Excerpt from NY Times:

“Americans United for Life, a group based in Chicago that opposes abortion, said at a Washington press conference that it had filed a citizens petition with the F.D.A. demanding that it apply the strictest possible standards in reviewing the drug. The group argued that the agency should not use data from foreign studies, including those involving tens of thousands of women who used the drug in France and Britain.

Dr. Camilla Hersh, a physician and spokeswoman for the coalition, said doing so could contribute to “bad medicine and sloppy science that ignores women’s health and safety.”

Americans United for Life was urging in its press conference at the National Press Club that RU-486 face strict approval standards.”

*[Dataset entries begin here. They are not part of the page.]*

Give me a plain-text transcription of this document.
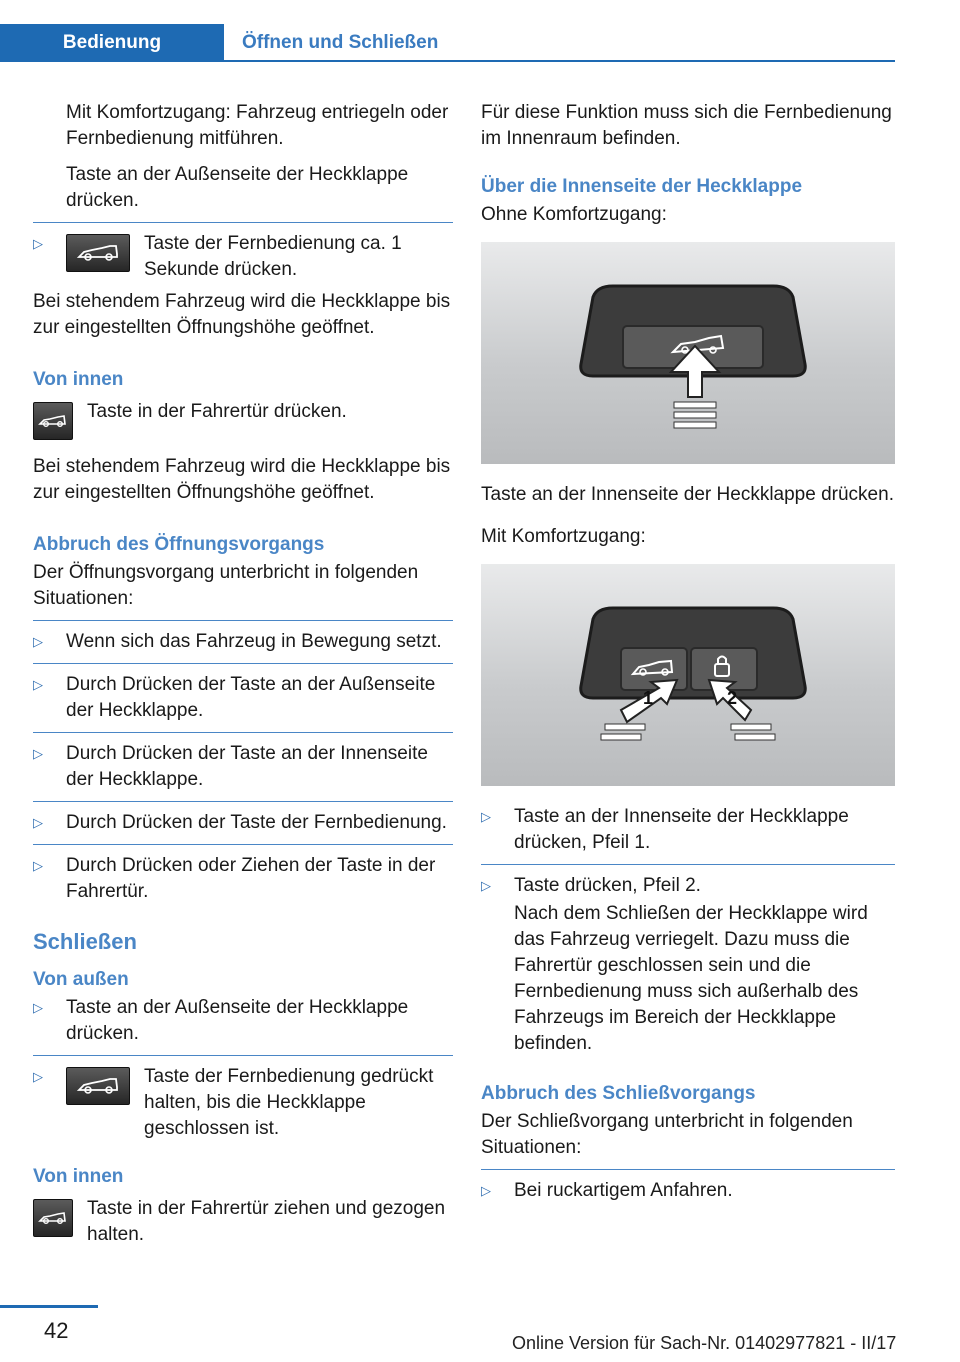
Bedienung	Öffnen und Schließen

Mit Komfortzugang: Fahrzeug entriegeln oder Fernbedienung mitführen.

Taste an der Außenseite der Heckklappe drücken.

▷	Taste der Fernbedienung ca. 1 Sekunde drücken.

Bei stehendem Fahrzeug wird die Heckklappe bis zur eingestellten Öffnungshöhe geöffnet.

Von innen

Taste in der Fahrertür drücken.

Bei stehendem Fahrzeug wird die Heckklappe bis zur eingestellten Öffnungshöhe geöffnet.

Abbruch des Öffnungsvorgangs

Der Öffnungsvorgang unterbricht in folgenden Situationen:

▷ Wenn sich das Fahrzeug in Bewegung setzt.
▷ Durch Drücken der Taste an der Außenseite der Heckklappe.
▷ Durch Drücken der Taste an der Innenseite der Heckklappe.
▷ Durch Drücken der Taste der Fernbedienung.
▷ Durch Drücken oder Ziehen der Taste in der Fahrertür.
Schließen
Von außen
▷ Taste an der Außenseite der Heckklappe drücken.
▷	Taste der Fernbedienung gedrückt halten, bis die Heckklappe geschlossen ist.

Von innen

Taste in der Fahrertür ziehen und gezogen halten.

Für diese Funktion muss sich die Fernbedienung im Innenraum befinden.

Über die Innenseite der Heckklappe

Ohne Komfortzugang:

Taste an der Innenseite der Heckklappe drücken.

Mit Komfortzugang:

1	2
▷ Taste an der Innenseite der Heckklappe drücken, Pfeil 1.
▷ Taste drücken, Pfeil 2.

Nach dem Schließen der Heckklappe wird das Fahrzeug verriegelt. Dazu muss die Fahrertür geschlossen sein und die Fernbedienung muss sich außerhalb des Fahrzeugs im Bereich der Heckklappe befinden.

Abbruch des Schließvorgangs

Der Schließvorgang unterbricht in folgenden Situationen:

▷ Bei ruckartigem Anfahren.
42	Online Version für Sach-Nr. 01402977821 - II/17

Excerpt from AUL’s Petition: 

“In 1995, Americans United for Life filed a Citizen Petition with the U.S. Food and Drug Administration to request that the Commissioner refused to approve any NDA for RU 486 for use as a pharmaceutical abortifacient that does not contain adequate evidence that the drug has undergone nonclinical and clinical safety and effectiveness trials. The basis for AUL’s request was the statutory mandate of the FDA to withhold approval of any NDA that lacks sufficient data to establish that a drug is safe and effective for its intended use. Secondly, the approval of any NDA that is devoid of the appropriate safety and effectiveness data would not only be an express violation of the FDCA, but also an arbitrary and capricious agency action.

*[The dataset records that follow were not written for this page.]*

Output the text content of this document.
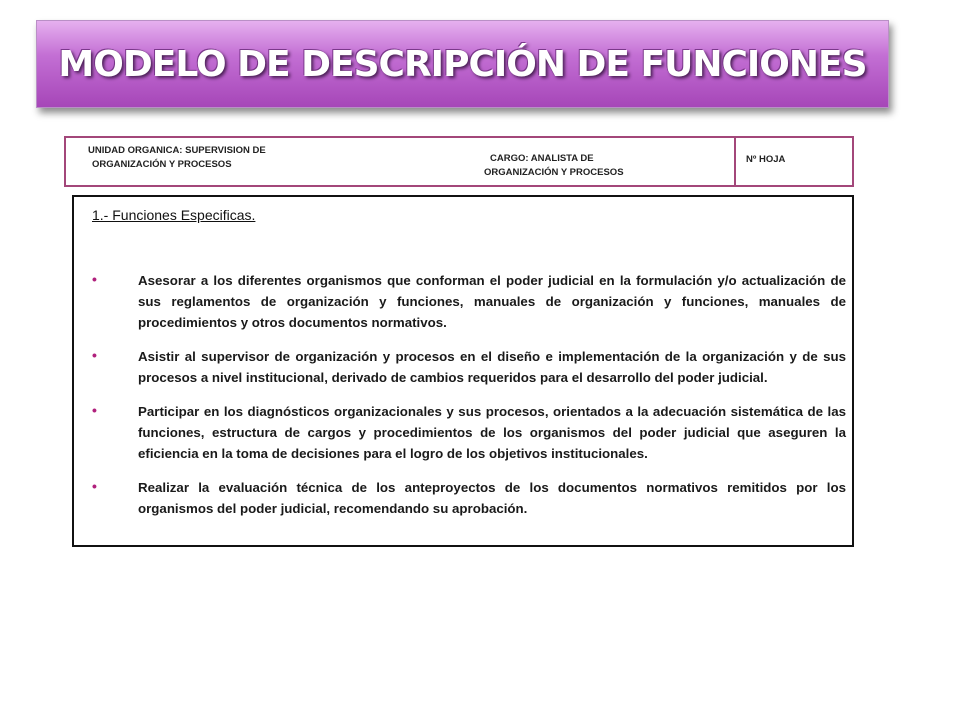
MODELO DE DESCRIPCIÓN DE FUNCIONES
UNIDAD ORGANICA: SUPERVISION DE
ORGANIZACIÓN Y PROCESOS
CARGO: ANALISTA DE
ORGANIZACIÓN Y PROCESOS
Nº HOJA
1.- Funciones Especificas.
•	Asesorar a los diferentes organismos que conforman el poder judicial en la formulación y/o actualización de sus reglamentos de organización y funciones, manuales de organización y funciones, manuales de procedimientos y otros documentos normativos.
•	Asistir al supervisor de organización y procesos en el diseño e implementación de la organización y de sus procesos a nivel institucional, derivado de cambios requeridos para el desarrollo del poder judicial.
•	Participar en los diagnósticos organizacionales y sus procesos, orientados a la adecuación sistemática de las funciones, estructura de cargos y procedimientos de los organismos del poder judicial que aseguren la eficiencia en la toma de decisiones para el logro de los objetivos institucionales.
•	Realizar la evaluación técnica de los anteproyectos de los documentos normativos remitidos por los organismos del poder judicial, recomendando su aprobación.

AUL was concerned that RU-486 could be approved in the United States based largely on foreign data, with only limited safety data generated from studies conducted in the U.S. because approval based on possibly invalid foreign data and limited safety data would expose patients to significant and unreasonable adverse health risks, petitioners respectfully request that FDA consider the following factors in reviewing any NDA for RU 486.”